The humanitarian situation continues to deteriorate in Sudan’s border states of Southern Kordofan and Blue Nile, where fighting between the army and insurgents has intensified, displacing hundreds of thousands of civilians. Those fleeing the area are in urgent need of food, shelter and medical care, but international aid agencies are unable to access vulnerable populations. About 417,000 people in all have uprooted from their homes, according to the latest United Nations’ estimates.
Fighting broke out in June between Sudan’s army and the Sudan People’s Liberation Army-Northern Sector in Southern Kordofan, which borders newly-independent South Sudan. In September, the violence spread into neighboring Blue Nile state. Both Sudan and South Sudan have accused each other of supporting rebel movements in each other’s territory. In a rare direct confrontation, their militaries clashed earlier this month in Jau, a border area claimed by both governments.

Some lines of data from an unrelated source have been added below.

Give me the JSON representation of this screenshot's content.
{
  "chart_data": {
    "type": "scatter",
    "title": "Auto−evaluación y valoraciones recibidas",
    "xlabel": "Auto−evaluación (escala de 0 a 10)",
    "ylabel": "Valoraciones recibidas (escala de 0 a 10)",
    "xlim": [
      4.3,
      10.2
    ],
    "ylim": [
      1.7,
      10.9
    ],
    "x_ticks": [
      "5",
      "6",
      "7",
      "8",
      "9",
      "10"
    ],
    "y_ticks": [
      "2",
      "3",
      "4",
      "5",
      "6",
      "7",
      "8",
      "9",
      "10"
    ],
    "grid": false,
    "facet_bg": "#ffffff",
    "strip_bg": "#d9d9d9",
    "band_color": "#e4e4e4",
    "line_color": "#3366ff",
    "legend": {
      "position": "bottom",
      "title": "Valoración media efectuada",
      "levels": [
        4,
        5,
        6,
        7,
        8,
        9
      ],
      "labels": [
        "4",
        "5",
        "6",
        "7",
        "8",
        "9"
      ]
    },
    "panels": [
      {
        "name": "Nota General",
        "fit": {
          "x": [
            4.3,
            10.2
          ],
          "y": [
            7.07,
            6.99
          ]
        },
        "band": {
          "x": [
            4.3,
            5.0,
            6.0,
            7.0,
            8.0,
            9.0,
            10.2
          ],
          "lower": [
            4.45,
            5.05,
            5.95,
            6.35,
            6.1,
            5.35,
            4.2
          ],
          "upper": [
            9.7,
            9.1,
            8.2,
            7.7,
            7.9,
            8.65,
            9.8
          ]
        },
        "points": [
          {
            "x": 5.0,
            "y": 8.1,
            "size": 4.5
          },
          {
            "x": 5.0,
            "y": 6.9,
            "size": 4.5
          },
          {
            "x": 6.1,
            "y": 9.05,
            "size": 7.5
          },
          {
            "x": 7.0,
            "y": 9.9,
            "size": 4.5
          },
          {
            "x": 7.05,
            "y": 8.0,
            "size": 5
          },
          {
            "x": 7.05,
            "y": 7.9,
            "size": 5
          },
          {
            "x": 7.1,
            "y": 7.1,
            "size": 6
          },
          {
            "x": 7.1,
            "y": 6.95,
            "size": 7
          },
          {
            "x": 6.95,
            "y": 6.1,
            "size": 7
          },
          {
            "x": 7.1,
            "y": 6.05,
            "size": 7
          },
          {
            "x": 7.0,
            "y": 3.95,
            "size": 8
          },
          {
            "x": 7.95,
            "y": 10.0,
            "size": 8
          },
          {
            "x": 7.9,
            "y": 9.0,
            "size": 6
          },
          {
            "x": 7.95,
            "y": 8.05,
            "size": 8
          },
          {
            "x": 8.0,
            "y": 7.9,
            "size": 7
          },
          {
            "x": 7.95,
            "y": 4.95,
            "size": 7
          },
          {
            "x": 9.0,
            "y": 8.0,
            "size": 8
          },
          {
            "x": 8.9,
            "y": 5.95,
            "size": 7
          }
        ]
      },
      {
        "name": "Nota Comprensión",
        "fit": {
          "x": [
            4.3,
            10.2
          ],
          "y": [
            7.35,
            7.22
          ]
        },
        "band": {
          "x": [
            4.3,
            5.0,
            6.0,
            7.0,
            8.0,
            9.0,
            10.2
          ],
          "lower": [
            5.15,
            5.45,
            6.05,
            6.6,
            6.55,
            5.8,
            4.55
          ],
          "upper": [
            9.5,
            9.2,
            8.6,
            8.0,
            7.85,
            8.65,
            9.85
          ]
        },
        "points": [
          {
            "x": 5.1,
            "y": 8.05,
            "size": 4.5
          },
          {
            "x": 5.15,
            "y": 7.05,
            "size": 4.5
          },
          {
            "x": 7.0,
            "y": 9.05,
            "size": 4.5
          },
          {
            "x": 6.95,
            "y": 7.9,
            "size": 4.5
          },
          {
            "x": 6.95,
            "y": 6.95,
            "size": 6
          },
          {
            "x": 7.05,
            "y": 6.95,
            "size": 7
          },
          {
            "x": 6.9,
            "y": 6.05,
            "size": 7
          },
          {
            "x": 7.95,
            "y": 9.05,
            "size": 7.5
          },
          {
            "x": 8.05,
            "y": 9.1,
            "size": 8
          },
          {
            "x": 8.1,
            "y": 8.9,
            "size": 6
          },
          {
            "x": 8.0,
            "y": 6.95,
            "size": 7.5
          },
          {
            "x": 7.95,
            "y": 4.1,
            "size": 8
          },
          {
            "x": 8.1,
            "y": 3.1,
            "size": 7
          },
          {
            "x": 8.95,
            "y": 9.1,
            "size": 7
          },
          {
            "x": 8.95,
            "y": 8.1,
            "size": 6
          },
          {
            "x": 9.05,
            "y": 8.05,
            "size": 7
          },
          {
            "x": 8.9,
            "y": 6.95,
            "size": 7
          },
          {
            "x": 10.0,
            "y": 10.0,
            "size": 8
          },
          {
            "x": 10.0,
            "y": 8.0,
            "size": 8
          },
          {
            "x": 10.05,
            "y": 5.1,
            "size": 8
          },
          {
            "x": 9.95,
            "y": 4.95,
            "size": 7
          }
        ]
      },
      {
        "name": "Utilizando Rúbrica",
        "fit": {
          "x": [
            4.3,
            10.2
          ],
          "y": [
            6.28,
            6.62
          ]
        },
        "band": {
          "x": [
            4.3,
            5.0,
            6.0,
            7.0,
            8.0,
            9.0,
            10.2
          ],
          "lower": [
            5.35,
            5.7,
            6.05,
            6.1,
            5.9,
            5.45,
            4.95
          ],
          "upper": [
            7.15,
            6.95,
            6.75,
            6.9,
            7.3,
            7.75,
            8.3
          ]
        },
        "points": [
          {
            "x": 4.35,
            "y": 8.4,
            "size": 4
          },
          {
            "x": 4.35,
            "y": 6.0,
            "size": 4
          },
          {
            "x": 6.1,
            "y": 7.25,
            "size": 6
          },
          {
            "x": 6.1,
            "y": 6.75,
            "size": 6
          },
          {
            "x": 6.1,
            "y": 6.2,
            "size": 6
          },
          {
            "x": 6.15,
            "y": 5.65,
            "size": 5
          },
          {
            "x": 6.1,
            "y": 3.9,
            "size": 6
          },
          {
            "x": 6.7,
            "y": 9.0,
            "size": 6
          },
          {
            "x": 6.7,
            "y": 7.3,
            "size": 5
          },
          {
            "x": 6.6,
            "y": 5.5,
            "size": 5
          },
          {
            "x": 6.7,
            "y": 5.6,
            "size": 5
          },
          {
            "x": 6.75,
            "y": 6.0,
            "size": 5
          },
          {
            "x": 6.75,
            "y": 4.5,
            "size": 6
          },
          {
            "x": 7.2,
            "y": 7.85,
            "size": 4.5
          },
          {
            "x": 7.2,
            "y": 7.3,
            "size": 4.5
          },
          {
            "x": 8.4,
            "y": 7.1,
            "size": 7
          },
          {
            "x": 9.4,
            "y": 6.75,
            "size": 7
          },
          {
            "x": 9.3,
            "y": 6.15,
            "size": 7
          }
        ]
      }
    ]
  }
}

In talks with the Khartoum government, the United States has expressed its deep concern over the ongoing violence against civilians caught in the middle of the fighting. The U.S. has made it clear that the Sudanese government’s desire for the U.S. to rescind its designation of Sudan as a State Sponsor of Terrorism, and the sanctions that such a designation entails, will not be granted until Sudan meets the necessary statutory criteria and until the situation in Blue Nile and Southern Kordofan improves. This includes providing sufficient and sustained international humanitarian access to those displaced and the end of all aerial bombardments in these two states.
The government of Sudan only risks further isolation if it does not take the steps needed to alleviate the serious human suffering in Blue Nile and Southern Kordofan.